Our research site embarked on a pioneering clinical trial to explore the safety, tolerability, and efficacy of oral rimegepant for acute migraine treatment among patients concurrently receiving calcitonin gene-related peptide monoclonal antibodies (CGRP mAbs) for preventive treatment. This study aimed to fill a crucial gap in migraine management by assessing the compatibility and effectiveness of combining acute and preventive therapies targeting CGRP pathways.


  • To evaluate the safety and tolerability of rimegepant in patients undergoing CGRP mAb preventive treatment.
  • To assess the incidence, type, and severity of adverse events (AEs) in the cohort.
  • To explore the potential for additional therapeutic benefits from the combination therapy.

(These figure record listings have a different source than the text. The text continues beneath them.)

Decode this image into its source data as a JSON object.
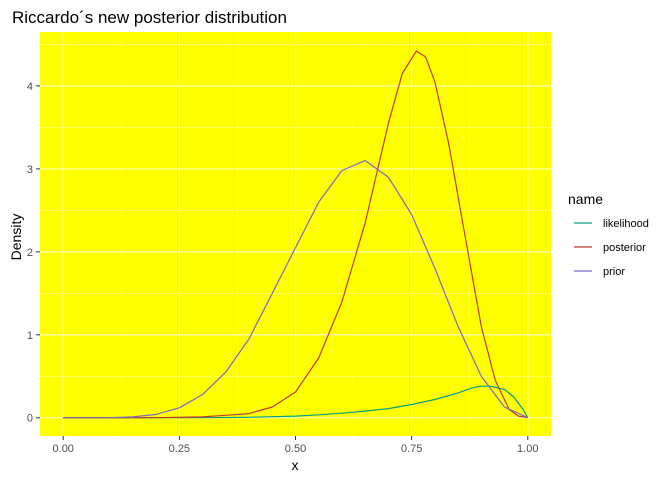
{
  "chart_data": {
    "type": "line",
    "title": "Riccardo´s new posterior distribution",
    "xlabel": "x",
    "ylabel": "Density",
    "xlim": [
      -0.05,
      1.05
    ],
    "ylim": [
      -0.22,
      4.65
    ],
    "x_ticks": [
      0.0,
      0.25,
      0.5,
      0.75,
      1.0
    ],
    "x_tick_labels": [
      "0.00",
      "0.25",
      "0.50",
      "0.75",
      "1.00"
    ],
    "y_ticks": [
      0,
      1,
      2,
      3,
      4
    ],
    "y_tick_labels": [
      "0",
      "1",
      "2",
      "3",
      "4"
    ],
    "grid": true,
    "panel_background": "#ffff00",
    "legend": {
      "title": "name",
      "placement": "right"
    },
    "series": [
      {
        "name": "likelihood",
        "color": "#00a087",
        "x": [
          0.0,
          0.1,
          0.2,
          0.3,
          0.4,
          0.5,
          0.55,
          0.6,
          0.65,
          0.7,
          0.75,
          0.8,
          0.85,
          0.88,
          0.9,
          0.92,
          0.95,
          0.97,
          0.99,
          1.0
        ],
        "y": [
          0.0,
          0.0,
          0.0,
          0.0,
          0.005,
          0.02,
          0.035,
          0.055,
          0.08,
          0.11,
          0.16,
          0.22,
          0.3,
          0.36,
          0.38,
          0.38,
          0.34,
          0.25,
          0.1,
          0.0
        ]
      },
      {
        "name": "posterior",
        "color": "#c0392b",
        "x": [
          0.0,
          0.2,
          0.3,
          0.35,
          0.4,
          0.45,
          0.5,
          0.55,
          0.6,
          0.65,
          0.7,
          0.73,
          0.76,
          0.78,
          0.8,
          0.83,
          0.86,
          0.9,
          0.93,
          0.96,
          0.98,
          1.0
        ],
        "y": [
          0.0,
          0.0,
          0.01,
          0.03,
          0.05,
          0.13,
          0.31,
          0.72,
          1.4,
          2.35,
          3.55,
          4.15,
          4.42,
          4.35,
          4.05,
          3.3,
          2.35,
          1.1,
          0.45,
          0.1,
          0.02,
          0.0
        ]
      },
      {
        "name": "prior",
        "color": "#7b68c9",
        "x": [
          0.0,
          0.1,
          0.15,
          0.2,
          0.25,
          0.3,
          0.35,
          0.4,
          0.45,
          0.5,
          0.55,
          0.6,
          0.65,
          0.7,
          0.75,
          0.8,
          0.85,
          0.9,
          0.95,
          1.0
        ],
        "y": [
          0.0,
          0.002,
          0.01,
          0.04,
          0.12,
          0.28,
          0.55,
          0.95,
          1.5,
          2.05,
          2.6,
          2.98,
          3.1,
          2.9,
          2.45,
          1.8,
          1.1,
          0.5,
          0.13,
          0.0
        ]
      }
    ]
  }
}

This long-term, open-label safety study included 13 patients receiving one of three CGRP mAbs (erenumab, fremanezumab, or galcanezumab) for migraine prevention. The focus was on monitoring the effects of introducing rimegepant as an acute treatment option within this regimen. Safety and tolerability were the primary endpoints, evaluated through patient-reported outcomes, liver function tests, and monitoring of adverse events.

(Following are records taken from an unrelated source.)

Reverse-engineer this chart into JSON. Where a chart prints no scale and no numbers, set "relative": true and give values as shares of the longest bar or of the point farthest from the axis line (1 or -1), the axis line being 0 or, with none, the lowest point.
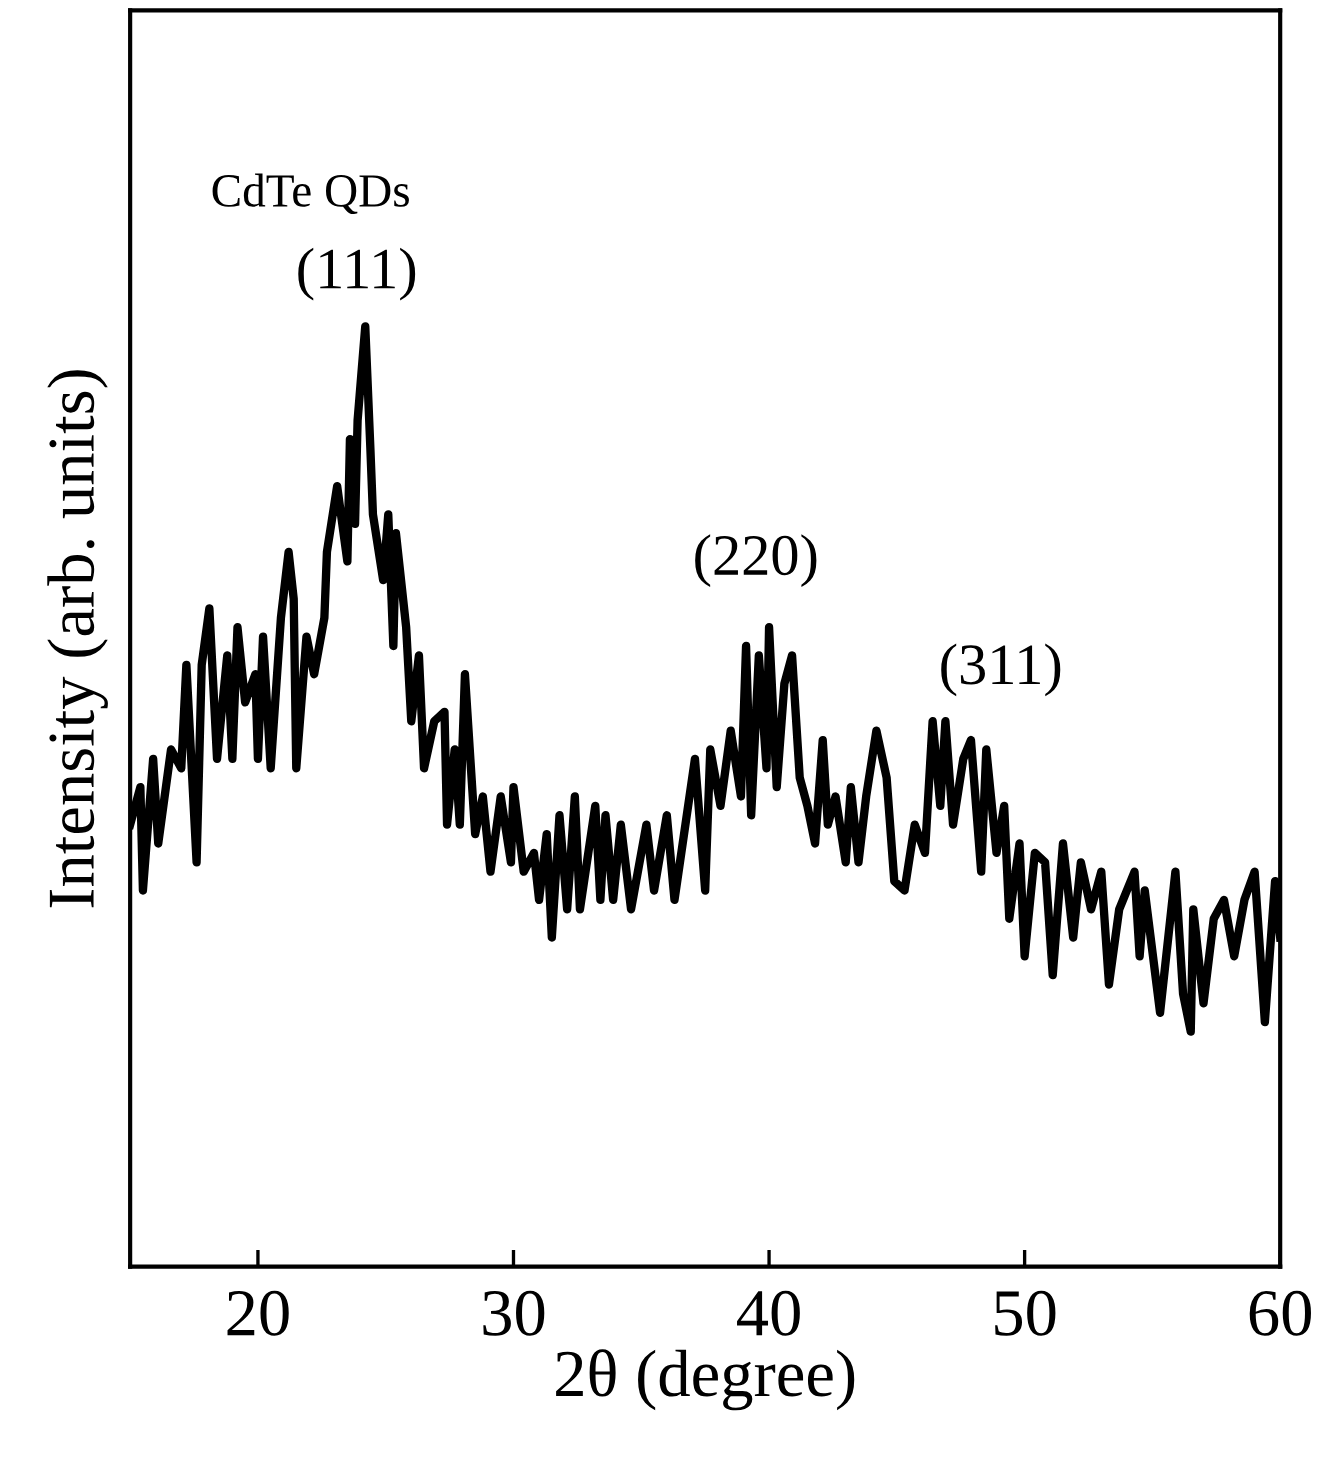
{
  "chart_data": {
    "type": "line",
    "relative": true,
    "xlabel": "2θ (degree)",
    "ylabel": "Intensity (arb. units)",
    "xlim": [
      15,
      60
    ],
    "xticks": [
      20,
      30,
      40,
      50,
      60
    ],
    "annotations": [
      "CdTe QDs",
      "(111)",
      "(220)",
      "(311)"
    ],
    "series": [
      {
        "color": "#000000",
        "x": [
          15.0,
          15.4,
          15.5,
          15.9,
          16.1,
          16.6,
          17.0,
          17.2,
          17.6,
          17.8,
          18.1,
          18.4,
          18.8,
          19.0,
          19.2,
          19.5,
          19.9,
          20.0,
          20.2,
          20.5,
          20.9,
          21.2,
          21.4,
          21.5,
          21.9,
          22.2,
          22.6,
          22.7,
          23.1,
          23.5,
          23.6,
          23.8,
          23.9,
          24.2,
          24.4,
          24.5,
          24.9,
          25.1,
          25.3,
          25.4,
          25.8,
          26.0,
          26.3,
          26.5,
          26.9,
          27.3,
          27.4,
          27.7,
          27.9,
          28.1,
          28.5,
          28.8,
          29.1,
          29.5,
          29.9,
          30.0,
          30.4,
          30.8,
          31.0,
          31.3,
          31.5,
          31.8,
          32.1,
          32.4,
          32.6,
          33.2,
          33.4,
          33.6,
          33.9,
          34.2,
          34.6,
          35.2,
          35.5,
          36.0,
          36.3,
          37.1,
          37.5,
          37.7,
          38.1,
          38.5,
          38.9,
          39.1,
          39.3,
          39.6,
          39.9,
          40.0,
          40.3,
          40.6,
          40.9,
          41.2,
          41.5,
          41.8,
          42.1,
          42.3,
          42.6,
          43.0,
          43.2,
          43.5,
          43.8,
          44.2,
          44.6,
          44.9,
          45.3,
          45.7,
          46.1,
          46.4,
          46.7,
          46.9,
          47.2,
          47.6,
          47.9,
          48.3,
          48.5,
          48.9,
          49.2,
          49.4,
          49.8,
          50.0,
          50.4,
          50.8,
          51.1,
          51.5,
          51.9,
          52.2,
          52.6,
          53.0,
          53.3,
          53.7,
          54.3,
          54.5,
          54.7,
          55.3,
          55.7,
          55.9,
          56.2,
          56.5,
          56.6,
          57.0,
          57.4,
          57.8,
          58.2,
          58.6,
          59.0,
          59.4,
          59.8,
          60.0
        ],
        "values": [
          0.47,
          0.51,
          0.4,
          0.54,
          0.45,
          0.55,
          0.53,
          0.64,
          0.43,
          0.64,
          0.7,
          0.54,
          0.65,
          0.54,
          0.68,
          0.6,
          0.63,
          0.54,
          0.67,
          0.53,
          0.69,
          0.76,
          0.71,
          0.53,
          0.67,
          0.63,
          0.69,
          0.76,
          0.83,
          0.75,
          0.88,
          0.79,
          0.9,
          1.0,
          0.87,
          0.8,
          0.73,
          0.8,
          0.66,
          0.78,
          0.68,
          0.58,
          0.65,
          0.53,
          0.58,
          0.59,
          0.47,
          0.55,
          0.47,
          0.63,
          0.46,
          0.5,
          0.42,
          0.5,
          0.43,
          0.51,
          0.42,
          0.44,
          0.39,
          0.46,
          0.35,
          0.48,
          0.38,
          0.5,
          0.38,
          0.49,
          0.39,
          0.48,
          0.39,
          0.47,
          0.38,
          0.47,
          0.4,
          0.48,
          0.39,
          0.54,
          0.4,
          0.55,
          0.49,
          0.57,
          0.5,
          0.66,
          0.48,
          0.65,
          0.53,
          0.68,
          0.51,
          0.62,
          0.65,
          0.52,
          0.49,
          0.45,
          0.56,
          0.47,
          0.5,
          0.43,
          0.51,
          0.43,
          0.5,
          0.57,
          0.52,
          0.41,
          0.4,
          0.47,
          0.44,
          0.58,
          0.49,
          0.58,
          0.47,
          0.54,
          0.56,
          0.42,
          0.55,
          0.44,
          0.49,
          0.37,
          0.45,
          0.33,
          0.44,
          0.43,
          0.31,
          0.45,
          0.35,
          0.43,
          0.38,
          0.42,
          0.3,
          0.38,
          0.42,
          0.33,
          0.4,
          0.27,
          0.37,
          0.42,
          0.29,
          0.25,
          0.38,
          0.28,
          0.37,
          0.39,
          0.33,
          0.39,
          0.42,
          0.26,
          0.41,
          0.35
        ]
      }
    ]
  }
}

  • Treatment-Related Adverse Events: Only 3 patients (23%) experienced AEs considered potentially related to the treatment. These included viral gastroenteritis, first-degree atrioventricular block, and dizziness, all of which resolved without altering the rimegepant dosage.
  • Liver Function Tests: Among the 12 patients with available liver function data, only one exhibited an AST level slightly above normal, with no significant hepatotoxicity observed.
  • No Serious Adverse Events: The study recorded no serious AEs or AEs leading to discontinuation of the study drug, indicating a favorable safety profile for the combination therapy.


The research highlighted the compatibility of rimegepant with ongoing CGRP mAb treatments, showing no significant safety concerns or increase in adverse events. This finding is particularly relevant, given the pharmacokinetic properties of the medications involved and their potential for interaction. Theoretical models suggest that despite preventive treatment with CGRP mAbs, significant levels of circulating CGRP remain, providing a rationale for the additional acute treatment with rimegepant.


This study underscores our research site’s capability to conduct critical clinical trials that address unmet needs in migraine treatment. It demonstrates our commitment to exploring innovative therapeutic combinations and our proficiency in navigating the complexities of clinical research. The findings contribute valuable insights into migraine management, supporting the safety of combining acute and preventive CGRP-targeted therapies.


The successful execution of this trial at our research site not only advances the understanding of migraine therapy but also illustrates our effectiveness and reliability in conducting clinical research. The favorable outcome encourages further investigation into combination treatments for migraine, promising improved quality of life for those affected by this debilitating condition.

Future Directions

Encouraged by these results, we advocate for larger-scale studies to confirm and extend our findings. Our research site is poised to lead further investigations, exploring optimal treatment regimens and identifying patient subsets that might benefit most from combination therapy. This case study exemplifies our contribution to migraine research and our ongoing commitment to enhancing patient care through clinical excellence.